Bedrohung und Heimat

Bild: Ausblick aus meinem Elternhaus, November 2015.

 

Die französische Fahne, aufgezogen nach den Attentaten von Paris vom vergangenen Samstag, erinnert mich an meine Kindheit: Damals liefen jeden Samstag und Sonntag die Soldaten der US-amerikanischen Garnison, die nur ein paar hundert Meter von uns entfernt und nur wenige Meter vor der südwestlichen Berliner Stadtgrenze, die damals zugleich Staatsgrenze war, lag, durch die Straßen unserer Wohngegend, in Marschordnung, zur Seite den Führer der Teileinheit, und sangen dabei ihre, späterhin aus „Full Metal Jacket“ wohlbekannten, Gesänge.

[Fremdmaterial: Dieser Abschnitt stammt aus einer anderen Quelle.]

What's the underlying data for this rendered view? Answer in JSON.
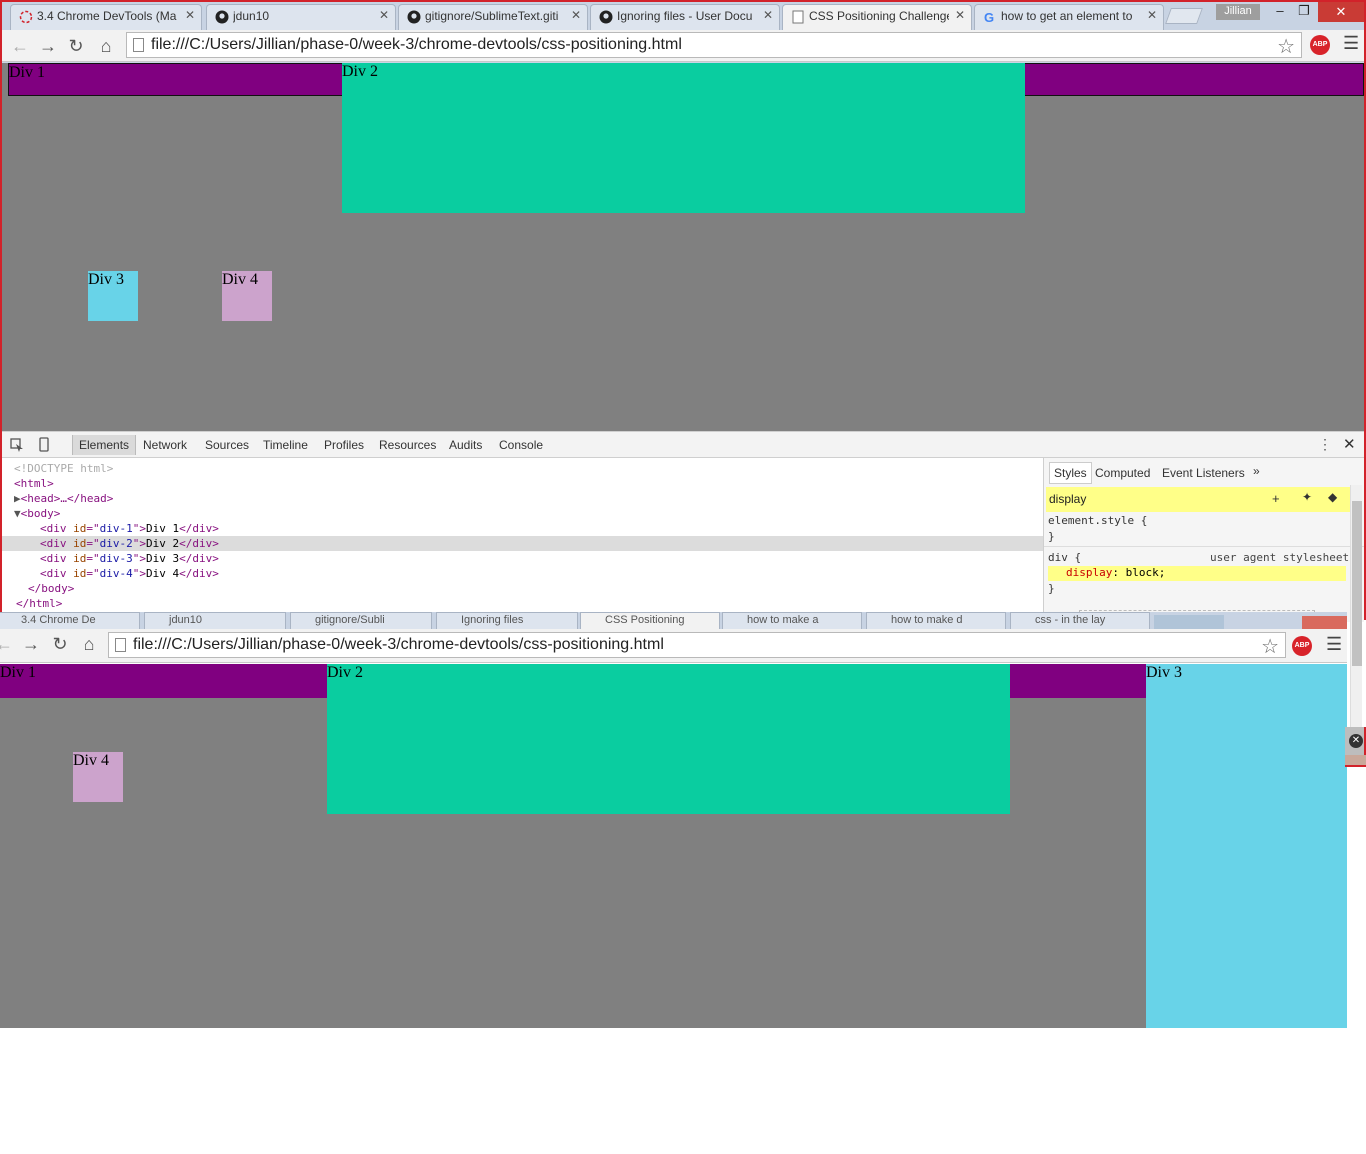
{
  "window1": {
    "tabs": [
      {
        "label": "3.4 Chrome DevTools (Ma",
        "icon": "loading-icon"
      },
      {
        "label": "jdun10",
        "icon": "github-icon"
      },
      {
        "label": "gitignore/SublimeText.giti",
        "icon": "github-icon"
      },
      {
        "label": "Ignoring files - User Docu",
        "icon": "github-icon"
      },
      {
        "label": "CSS Positioning Challenge",
        "icon": "page-icon"
      },
      {
        "label": "how to get an element to",
        "icon": "google-icon"
      }
    ],
    "user": "Jillian",
    "url": "file:///C:/Users/Jillian/phase-0/week-3/chrome-devtools/css-positioning.html"
  },
  "page1": {
    "div1": "Div 1",
    "div2": "Div 2",
    "div3": "Div 3",
    "div4": "Div 4"
  },
  "devtools": {
    "tabs": [
      "Elements",
      "Network",
      "Sources",
      "Timeline",
      "Profiles",
      "Resources",
      "Audits",
      "Console"
    ],
    "selected_tab": "Elements",
    "dom": {
      "doctype": "<!DOCTYPE html>",
      "html_open": "<html>",
      "head": "<head>…</head>",
      "body_open": "<body>",
      "body_close": "</body>",
      "html_close": "</html>",
      "divs": [
        {
          "id": "div-1",
          "text": "Div 1"
        },
        {
          "id": "div-2",
          "text": "Div 2"
        },
        {
          "id": "div-3",
          "text": "Div 3"
        },
        {
          "id": "div-4",
          "text": "Div 4"
        }
      ]
    },
    "styles_tabs": [
      "Styles",
      "Computed",
      "Event Listeners"
    ],
    "filter_value": "display",
    "element_style": "element.style {",
    "rule_selector": "div {",
    "rule_source": "user agent stylesheet",
    "rule_prop": "display",
    "rule_value": "block;",
    "close_brace": "}"
  },
  "window2": {
    "tabs": [
      "3.4 Chrome De",
      "jdun10",
      "gitignore/Subli",
      "Ignoring files",
      "CSS Positioning",
      "how to make a",
      "how to make d",
      "css - in the lay"
    ],
    "url": "file:///C:/Users/Jillian/phase-0/week-3/chrome-devtools/css-positioning.html"
  },
  "page2": {
    "div1": "Div 1",
    "div2": "Div 2",
    "div3": "Div 3",
    "div4": "Div 4"
  },
  "colors": {
    "div1": "#800080",
    "div2": "#0acda0",
    "div3": "#68d3e8",
    "div4": "#cca3cc",
    "page_bg": "#808080"
  }
}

Jeden Abend zur gleichen Zeit ertönte von der Garnison, den McNair Barracks, her die Melodie des „Taps“, des Zapfenstreichs der US-amerikanischen Streitkräfte, die mir so zu einer der vertrautesten Melodien überhaupt geworden. Es war ein unbeschreibliches Gefühl von Welt, von Heimat und Geborgenheit, das hierdurch vermittelt wurde und das in der Erinnerung geblieben ist noch nach fast dreißig Jahren.

Freilich eben nicht das Gefühl, unbedroht zu sein! Im Gegenteil! Erst die Tatsache, dass es da draußen in der Welt Bedrohungen gab, und die Art und Weise, wie diese Bedrohung positiv, nämlich im Modus des Beschütztwerdens, widergespiegelt wurde: erst diese doppelte Bedingtheit, jene durch die Gefahr und jene durch den Schutz, gab mir, gab uns, so behaupte ich, überhaupt erst das Gefühl der Einbettung, des In-der-Welt-seins, das Gefühl, das unbedeutende eigene, kleine Leben stehe in einem merkwürdigen, mystischen Zusammenhang mit der großen Welt, dem großen Leben da draußen, das nur durch die Nachrichten im Fernsehen, die man in ihrem tieferen, historischen Sinn ohnehin kaum begriff,  oder höchstens einmal durch die Gespräche der Eltern in die eigene Lebenswelt drang.

Dass es Amerikaner waren und nicht etwa Russen, die uns beschützten und die da Woche für Woche um unser Haus patrouillierten, die mit ihren Panzern und Lastkraftwagen die Straße vor unserem Haus hinunterdonnerten und die sich mit dem zu Tränen rührenden Signal ihres Zapfenstreiches in mein Herz spielten, war unwesentlich.

Meine Generation wurde noch im Kalten Krieg geboren, aber sie erlebte ihn nicht mehr. Wesentlich war die Tatsache, dass es überhaupt etwas wie einen historischen Kontext gab, in den die eigene Biographie eingebettet war, einen „großen“ Überbau, der sich über der Partikularität der eigenen kleinen Existenz wölbte; der  zwar konkrete Gefährdungen bereithalten mochte, an sich aber, als er selbst, die große, weite Affirmation bedeutete, die Bejahung und Bestätigung der Faktizität des eigenen Daseins.